Manufacturer’s Green Program Produces Zero Waste
Here’s a question to test your knowledge of green businesses in South Simcoe: Which national manufacturer produces a very high volume of products without discarding anything as waste from its operations?
Hints: This long-established, family-run business based in Bradford West Gwillimbury has suppliers in several countries and has recently expanded to Calgary.
Got the answer? It’s Royal Woodworking. The 35-year-old company operated by the Gerrits family manufactures solid wood mouldings that are shipped across Canada from its 70,000-square-foot plant in the Town of Bradford.
That plant is a busy place. Its 55 employees produce 400,000 linear feet of mouldings a week. But despite all the cutting, trimming and shaving of products, and the discarded steel straps that are cut away from the pallets of supplied raw lumber, not a scrap leaves the plant as waste.
Royal Woodworking has a strategy called Zero Waste, which ensures that all discarded materials are recycled or reused. All wood shavings, for example, are sold to King Cole Ducks of the nearby Town of Aurora and used as bedding for the birds. Small wood scraps are put through a wood grinder – it’s called a “hog” – and added to the bags of shavings, as are any cardboard pieces not used as packaging.
The company pays a recycling firm, Paper Savers of the Town of Markham, to pick up its remaining paper waste, shred it and recycle it. The steel straps are given away for recycling to a local auto-wrecking company, Landel and Sons. Wood scraps of any substantial size are sold as kindling at Royal Woodworking’s store in Aurora and at local campgrounds. There are no chemicals in the wood and they are all solid, kiln-dried pieces that burn easily, says Donna Gerrits, the company’s co-owner. “We have been doing this for years,” she says. “We don’t think about the cost or the trouble, it’s just the right thing to do.”
Employees are committed to green practices to the point where they take turns bringing home any personal garbage produced throughout the plant, so they can discard it through Bradford West Gwillimbury’s household recycling program.
Royal Woodworking, though it manufactures traditional products, uses modern operating methods and standards. Production schedules are controlled on computers, not paper, as are inventory and distribution processes. That includes the new Calgary distribution facility, which opened in September in a 30,000-square-foot warehouse.
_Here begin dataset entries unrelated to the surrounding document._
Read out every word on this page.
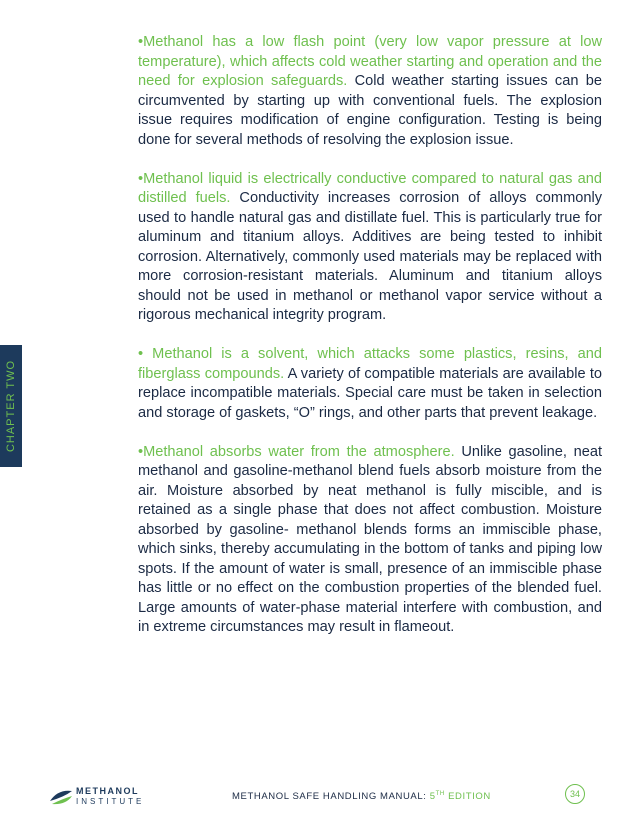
CHAPTER TWO

•Methanol has a low flash point (very low vapor pressure at low temperature), which affects cold weather starting and operation and the need for explosion safeguards. Cold weather starting issues can be circumvented by starting up with conventional fuels. The explosion issue requires modification of engine configuration. Testing is being done for several methods of resolving the explosion issue.

•Methanol liquid is electrically conductive compared to natural gas and distilled fuels. Conductivity increases corrosion of alloys commonly used to handle natural gas and distillate fuel. This is particularly true for aluminum and titanium alloys. Additives are being tested to inhibit corrosion. Alternatively, commonly used materials may be replaced with more corrosion-resistant materials. Aluminum and titanium alloys should not be used in methanol or methanol vapor service without a rigorous mechanical integrity program.

• Methanol is a solvent, which attacks some plastics, resins, and fiberglass compounds. A variety of compatible materials are available to replace incompatible materials. Special care must be taken in selection and storage of gaskets, “O” rings, and other parts that prevent leakage.

•Methanol absorbs water from the atmosphere. Unlike gasoline, neat methanol and gasoline-methanol blend fuels absorb moisture from the air. Moisture absorbed by neat methanol is fully miscible, and is retained as a single phase that does not affect combustion. Moisture absorbed by gasoline- methanol blends forms an immiscible phase, which sinks, thereby accumulating in the bottom of tanks and piping low spots. If the amount of water is small, presence of an immiscible phase has little or no effect on the combustion properties of the blended fuel. Large amounts of water-phase material interfere with combustion, and in extreme circumstances may result in flameout.

METHANOL
INSTITUTE	METHANOL SAFE HANDLING MANUAL: 5TH EDITION	34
In its latest initiative, Royal Woodworking is applying for certification from the Forest Stewardship Council (FSC). It hopes to achieve the certification, which promotes good forest management, by March. “FSC is an international certification and labelling system that guarantees that the forest products we purchase in Canada, the US and other countries come from responsibly managed forests and verified recycled sources,” Gerrits says. “More and more people want to buy green, and one way to do that is to buy FSC certified products. The whole idea is to make sure that our forests remain healthy.”